Der Apostel Johannes, wohl Jesu` liebster Freund, schrieb:
„Denn Gott hat seinen Sohn nicht in die Welt gesandt, dass er die Welt richte, sondern dass die Welt durch ihn gerettet werde(…) Das ist aber das Gericht, dass das Licht in die Welt gekommen ist, und die Menschen liebten die Finsternis mehr als das Licht, denn ihre Werke waren böse“.
Magdeburg Anno 1631. Was am 20. Mai 1631 in Magdeburg abspielte, gehört zu den dunkelsten Kapiteln der Menschheitsgeschichte schlechthin. Obiger Text entstammt einer Chronik des Magdeburger Bürgermeisters Otto Guericke(1602-86)

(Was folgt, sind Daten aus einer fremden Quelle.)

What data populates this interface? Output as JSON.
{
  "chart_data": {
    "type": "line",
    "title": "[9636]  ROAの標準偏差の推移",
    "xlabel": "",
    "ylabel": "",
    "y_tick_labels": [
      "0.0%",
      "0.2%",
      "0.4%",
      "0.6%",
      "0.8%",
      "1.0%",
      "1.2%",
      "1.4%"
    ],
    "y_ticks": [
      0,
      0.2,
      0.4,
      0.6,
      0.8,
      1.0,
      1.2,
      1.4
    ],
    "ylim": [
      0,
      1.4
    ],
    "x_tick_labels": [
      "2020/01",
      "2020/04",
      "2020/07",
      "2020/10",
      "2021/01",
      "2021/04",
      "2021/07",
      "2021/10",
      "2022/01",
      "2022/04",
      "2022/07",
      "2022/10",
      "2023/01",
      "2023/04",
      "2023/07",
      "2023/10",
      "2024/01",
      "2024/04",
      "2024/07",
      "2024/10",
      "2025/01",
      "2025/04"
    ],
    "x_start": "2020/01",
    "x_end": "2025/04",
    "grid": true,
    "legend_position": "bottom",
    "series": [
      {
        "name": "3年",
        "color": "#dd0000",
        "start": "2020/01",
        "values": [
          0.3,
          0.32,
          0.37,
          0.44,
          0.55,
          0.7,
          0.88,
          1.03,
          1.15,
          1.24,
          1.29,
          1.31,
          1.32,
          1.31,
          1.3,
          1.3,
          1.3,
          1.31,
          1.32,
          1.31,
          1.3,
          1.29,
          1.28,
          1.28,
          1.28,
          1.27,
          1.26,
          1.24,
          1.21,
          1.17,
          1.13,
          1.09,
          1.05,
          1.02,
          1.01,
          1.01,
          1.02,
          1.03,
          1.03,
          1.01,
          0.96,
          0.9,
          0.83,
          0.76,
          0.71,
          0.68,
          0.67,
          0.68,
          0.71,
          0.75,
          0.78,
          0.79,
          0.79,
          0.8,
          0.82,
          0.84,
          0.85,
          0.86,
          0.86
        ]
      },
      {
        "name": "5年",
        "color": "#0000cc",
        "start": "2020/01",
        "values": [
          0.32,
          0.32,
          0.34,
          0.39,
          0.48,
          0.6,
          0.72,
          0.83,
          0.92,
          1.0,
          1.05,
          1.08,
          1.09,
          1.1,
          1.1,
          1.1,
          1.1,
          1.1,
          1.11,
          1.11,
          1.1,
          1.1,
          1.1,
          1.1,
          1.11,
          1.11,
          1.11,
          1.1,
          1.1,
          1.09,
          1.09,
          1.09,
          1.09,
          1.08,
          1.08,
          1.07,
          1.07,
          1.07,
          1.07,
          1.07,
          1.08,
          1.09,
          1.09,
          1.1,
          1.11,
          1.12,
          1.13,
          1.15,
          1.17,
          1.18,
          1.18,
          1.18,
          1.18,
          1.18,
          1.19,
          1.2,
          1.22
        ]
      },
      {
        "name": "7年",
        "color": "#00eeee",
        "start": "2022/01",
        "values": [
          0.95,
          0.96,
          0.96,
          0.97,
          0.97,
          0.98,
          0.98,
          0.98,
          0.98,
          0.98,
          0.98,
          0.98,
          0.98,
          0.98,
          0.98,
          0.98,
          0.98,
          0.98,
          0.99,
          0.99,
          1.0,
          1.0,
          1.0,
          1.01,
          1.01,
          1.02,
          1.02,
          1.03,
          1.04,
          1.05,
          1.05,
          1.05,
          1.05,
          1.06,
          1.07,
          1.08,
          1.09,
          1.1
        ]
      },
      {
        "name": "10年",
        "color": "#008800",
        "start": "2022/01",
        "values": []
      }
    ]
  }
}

Magdeburg Anno 1945. Eine nahezu totale Vernichtung der Stadt durch alliierte Bombardements am 16. Januar 1945
Magdeburg Anno 2024. Unzählige trauernde und weinende Magdeburger wenige Tage vor Weihnachten, dem Tag, da die Geburt „des Lichts dieser Welt“ alle Jahre gefeiert wird.
„Die Menschen liebten die Finsternis…“
Warum DU? Warum immer wieder DU, oh Magdeburg?